At Sonia Rykiel, gorgeous natural Saga® Fox was used for a full coat and as a collar to amp up the luxe factor on a shearling jacket. A black Saga® Mink bomber with tonal ribbed leather trim offered a very polished take on sportswear chic, further elevated by the nonchalance of a matching narrow mink scarf tied choker-style around the neck which hung elegantly down the back.

Kym Ellery played with Parisian bourgeois dress codes, which of course included the fur coat. Here, it was re-imagined in oversize shapes, like a Saga® Fox coat with chocolate and gold vertical stripes. Ladylike fox collars on evening coats were exaggerated into almost cape-sized proportions, taking an experimental approach to classic fur pieces.


Harnessing the eternal glamour of a statement fur stole, creative director Christine Phung sent out a series of wide Saga® Fox stoles dyed in rich hues of burgundy and teal or gleaming white. Florals – a house signature – were depicted in colourful intarsia Saga® Mink on a coat and a gilet.

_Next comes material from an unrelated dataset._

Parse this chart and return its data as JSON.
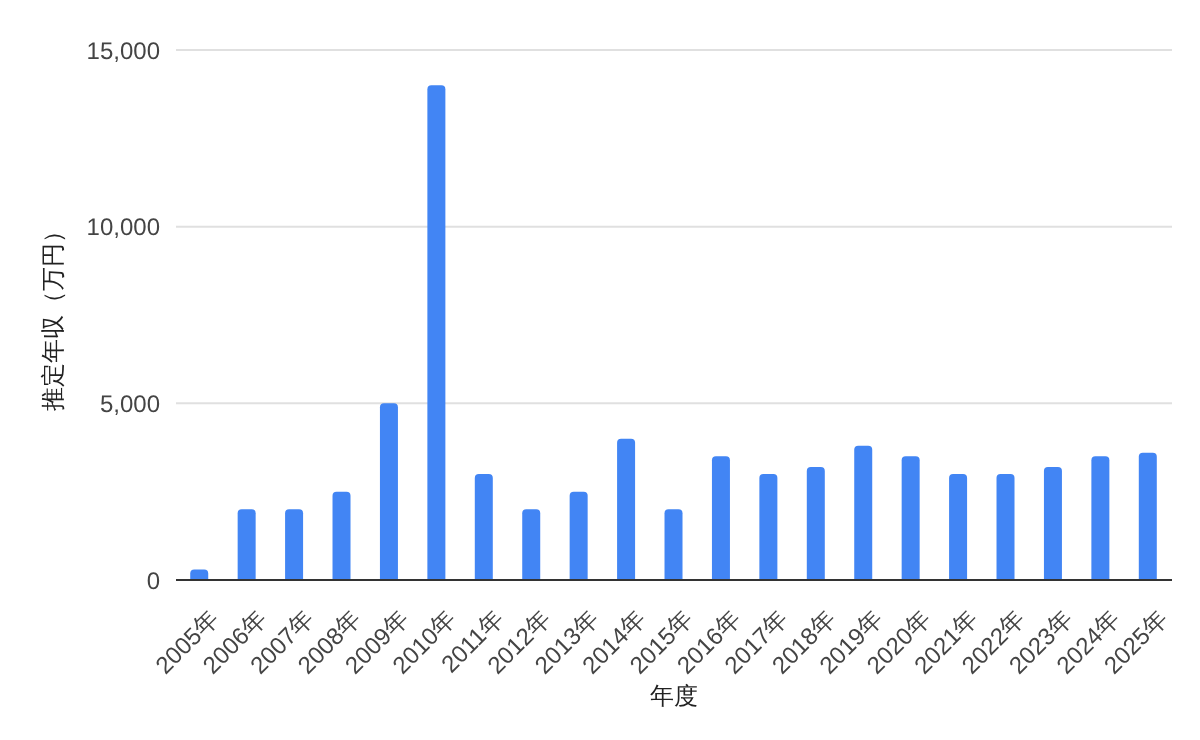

Finnish designer Tuomas Merikoski used Saga® Silver Fox to create perfect, light fur pieces such as a full fox gilet dress dyed in graphic contrasting colours – one of AW17’s major trends – and fur sleeve accents to add volume to body-conscious knitwear. Fusing nature and the city, he set off pinstripe tailoring with the wild beauty of dyed Saga® Silver Fox as peplum-like extensions on jackets and as sporty zipped collars.


Using fur as a sumptuous addition to Lanvin’s rich embellishments and slinky silks, creative director Bouchra Jarrar showed three key light-as-a-feather looks in Gold Fox and dyed black fox, contrasted in a striking chevron pattern.


Elie Saab
If anyone knows glamour, it’s Elie Saab. The designer paired his diaphanous dresses with megawatt fox coats in tonal colours (the matchy-matchy trend we first saw in New York): cream cobweb dresses with the softest Fawn Light Fox coats, an electric blue lace look with a coat trimmed with matching fox, and gothic black tulle with an eighties-influenced leather jacket with glossy fox sleeves and lapel.


Louis Vuitton
For the first time since joining Vuitton, creative director Nicolas Ghesquière put fur front and centre with a series of incredible multi-fox outerwear pieces in natural and dyed fox. It proved a smart move: his fur jackets were immediately all over Instagram. Styled with cropped flares, it was a dress up/dress down look guaranteed to be everywhere on the street come autumn.


Ending Paris on a fur high, Miuccia Prada used fox for a crystal, silk and fur-covered love letter to glamour. Dusty pastel and cream fox were shaped into 1940s silhouettes in overdrive while other pieces had an air of a baseball player’s padded shoulders meets movie starlet fox stole slung across a striped sleeve jacket – a fresh, elevated take on the bomber and the current obsession with nostalgic sportswear.